Based on the results of the study, the people who took rose hip extracts significantly reduced their abdominal total fat area, abdominal visceral fat area, body weight, and BMI, compared with their baseline levels and that of the placebo group. Their body fat percentage also dropped, and there were no adverse reactions reported during the study period.


The researchers identified tiliroside, an active ingredient in rose hips, to be responsible for the fat-reducing properties of the fruit. The compound accelerates fat metabolism and improves the body's utilization of glucose, which prevents fat from building up in the tissue and triggers fat burning. In addition, tiliroside also possesses anti-inflammatory, antioxidant, and antibacterial properties.

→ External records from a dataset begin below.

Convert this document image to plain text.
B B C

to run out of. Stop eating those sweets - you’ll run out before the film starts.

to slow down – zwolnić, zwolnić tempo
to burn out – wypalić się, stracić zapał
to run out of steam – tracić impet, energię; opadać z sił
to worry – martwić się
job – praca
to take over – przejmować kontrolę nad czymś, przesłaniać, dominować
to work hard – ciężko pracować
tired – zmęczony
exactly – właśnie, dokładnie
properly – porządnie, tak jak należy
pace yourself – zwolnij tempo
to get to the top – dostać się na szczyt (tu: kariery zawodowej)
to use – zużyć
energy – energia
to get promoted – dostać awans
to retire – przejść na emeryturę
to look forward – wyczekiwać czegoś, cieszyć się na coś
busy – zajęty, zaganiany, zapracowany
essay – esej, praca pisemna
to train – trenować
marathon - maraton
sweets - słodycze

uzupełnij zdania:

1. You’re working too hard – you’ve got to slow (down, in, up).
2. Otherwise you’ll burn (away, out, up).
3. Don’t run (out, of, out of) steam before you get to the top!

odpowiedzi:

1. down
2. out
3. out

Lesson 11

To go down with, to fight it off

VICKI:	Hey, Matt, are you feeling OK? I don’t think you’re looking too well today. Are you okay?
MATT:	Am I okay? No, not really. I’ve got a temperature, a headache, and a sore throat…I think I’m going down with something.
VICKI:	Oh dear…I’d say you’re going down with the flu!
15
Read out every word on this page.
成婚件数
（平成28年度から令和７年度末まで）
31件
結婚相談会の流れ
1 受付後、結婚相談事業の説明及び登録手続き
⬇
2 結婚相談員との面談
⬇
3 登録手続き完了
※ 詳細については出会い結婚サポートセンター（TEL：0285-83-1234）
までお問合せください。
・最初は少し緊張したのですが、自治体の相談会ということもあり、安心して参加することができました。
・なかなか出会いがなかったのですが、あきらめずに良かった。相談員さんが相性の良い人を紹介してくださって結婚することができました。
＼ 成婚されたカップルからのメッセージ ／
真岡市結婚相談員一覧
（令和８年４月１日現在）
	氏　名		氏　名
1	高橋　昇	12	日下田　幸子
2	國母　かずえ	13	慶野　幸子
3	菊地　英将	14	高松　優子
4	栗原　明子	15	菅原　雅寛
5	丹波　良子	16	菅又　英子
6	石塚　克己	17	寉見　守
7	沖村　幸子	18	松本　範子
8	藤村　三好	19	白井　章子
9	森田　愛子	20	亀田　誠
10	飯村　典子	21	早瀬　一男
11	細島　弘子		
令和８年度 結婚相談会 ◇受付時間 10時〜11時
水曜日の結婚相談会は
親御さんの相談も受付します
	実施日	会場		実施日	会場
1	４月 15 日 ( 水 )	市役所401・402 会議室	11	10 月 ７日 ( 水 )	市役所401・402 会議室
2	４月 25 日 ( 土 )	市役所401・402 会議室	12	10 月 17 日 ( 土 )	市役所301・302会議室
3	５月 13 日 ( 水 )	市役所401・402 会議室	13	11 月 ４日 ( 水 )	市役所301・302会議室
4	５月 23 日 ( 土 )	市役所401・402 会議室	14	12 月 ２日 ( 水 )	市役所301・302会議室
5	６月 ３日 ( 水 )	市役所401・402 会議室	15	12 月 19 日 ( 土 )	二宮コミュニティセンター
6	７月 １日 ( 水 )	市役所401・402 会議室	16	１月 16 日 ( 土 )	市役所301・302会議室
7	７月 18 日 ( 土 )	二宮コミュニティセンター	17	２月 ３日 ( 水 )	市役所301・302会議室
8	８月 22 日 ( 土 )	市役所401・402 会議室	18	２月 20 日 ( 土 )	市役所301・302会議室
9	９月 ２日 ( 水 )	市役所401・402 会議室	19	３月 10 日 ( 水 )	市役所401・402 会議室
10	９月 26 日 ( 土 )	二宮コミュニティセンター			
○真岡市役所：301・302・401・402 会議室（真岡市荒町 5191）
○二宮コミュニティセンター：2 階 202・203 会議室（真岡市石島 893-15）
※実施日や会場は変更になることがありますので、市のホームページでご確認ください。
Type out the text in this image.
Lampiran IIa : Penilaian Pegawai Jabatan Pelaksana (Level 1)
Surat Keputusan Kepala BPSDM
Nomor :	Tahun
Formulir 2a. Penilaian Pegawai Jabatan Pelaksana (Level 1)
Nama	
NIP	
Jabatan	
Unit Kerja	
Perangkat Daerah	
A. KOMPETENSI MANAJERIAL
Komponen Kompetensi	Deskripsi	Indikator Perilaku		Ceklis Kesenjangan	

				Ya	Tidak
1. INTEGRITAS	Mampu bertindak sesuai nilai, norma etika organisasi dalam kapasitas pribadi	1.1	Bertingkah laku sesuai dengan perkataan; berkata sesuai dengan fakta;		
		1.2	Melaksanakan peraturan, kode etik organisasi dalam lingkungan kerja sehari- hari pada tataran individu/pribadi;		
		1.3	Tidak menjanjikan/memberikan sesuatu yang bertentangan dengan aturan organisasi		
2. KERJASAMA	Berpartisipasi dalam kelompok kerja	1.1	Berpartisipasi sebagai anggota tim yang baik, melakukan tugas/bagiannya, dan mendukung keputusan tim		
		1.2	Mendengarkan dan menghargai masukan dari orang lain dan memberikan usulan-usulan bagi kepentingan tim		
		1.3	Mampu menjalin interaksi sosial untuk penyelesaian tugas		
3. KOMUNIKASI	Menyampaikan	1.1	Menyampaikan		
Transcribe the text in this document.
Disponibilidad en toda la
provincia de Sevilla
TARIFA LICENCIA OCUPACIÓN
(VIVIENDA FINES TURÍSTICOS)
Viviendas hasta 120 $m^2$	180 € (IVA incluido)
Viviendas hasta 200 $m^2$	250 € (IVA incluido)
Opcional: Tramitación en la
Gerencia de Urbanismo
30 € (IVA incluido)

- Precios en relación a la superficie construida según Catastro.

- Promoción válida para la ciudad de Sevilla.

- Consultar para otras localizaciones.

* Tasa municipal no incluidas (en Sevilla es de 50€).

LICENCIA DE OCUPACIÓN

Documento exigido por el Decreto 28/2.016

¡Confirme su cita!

"In conclusion, the results of the present study demonstrate that [rose hip] extract may be useful as a supplement to safely reduce abdominal visceral fat in preobese subjects," the authors wrote in their report. "Therefore, it is anticipated that rosehip extract will reduce the risk of cardiovascular disease." (Related: Rose hips protect your heart: Research.)

The multiple benefits of rose hips

Rose hips can usually be found in the late summer and autumn – after the flowers have all been pollinated. These are also known to be one of the most nutrient-dense fruits of any plant, making them a sought-after item in most markets globally. It's also a very versatile ingredient and can be used in jams, jellies, soups, wine, and even bread.

That said, rose hips are also known to benefit human health in the following ways:

  • They prevent chronic diseases. Rose hips are packed with carotenoids, flavonoids, and polyphenols that are loaded with powerful antioxidants that prevent free radical damage in the body.
  • They lower cholesterol levels. Bioactive compounds in rose hips prevent the accumulation of LDL cholesterol in the body, reducing a person's chances of getting a stroke or suffering from a heart attack.
  • They boost immunity. Rose hips are also rich in vitamin C, which greatly supports the immune system.
  • They regulate blood sugar. People who have diabetes can benefit from rose hips as they balance insulin and glucose in the body and prevent sudden dips and spikes in blood sugar levels.
  • They contribute to healthy skin. One of the most well-known benefits of the rose hip, its astringent quality, helps keep skin supple and prevents wrinkles.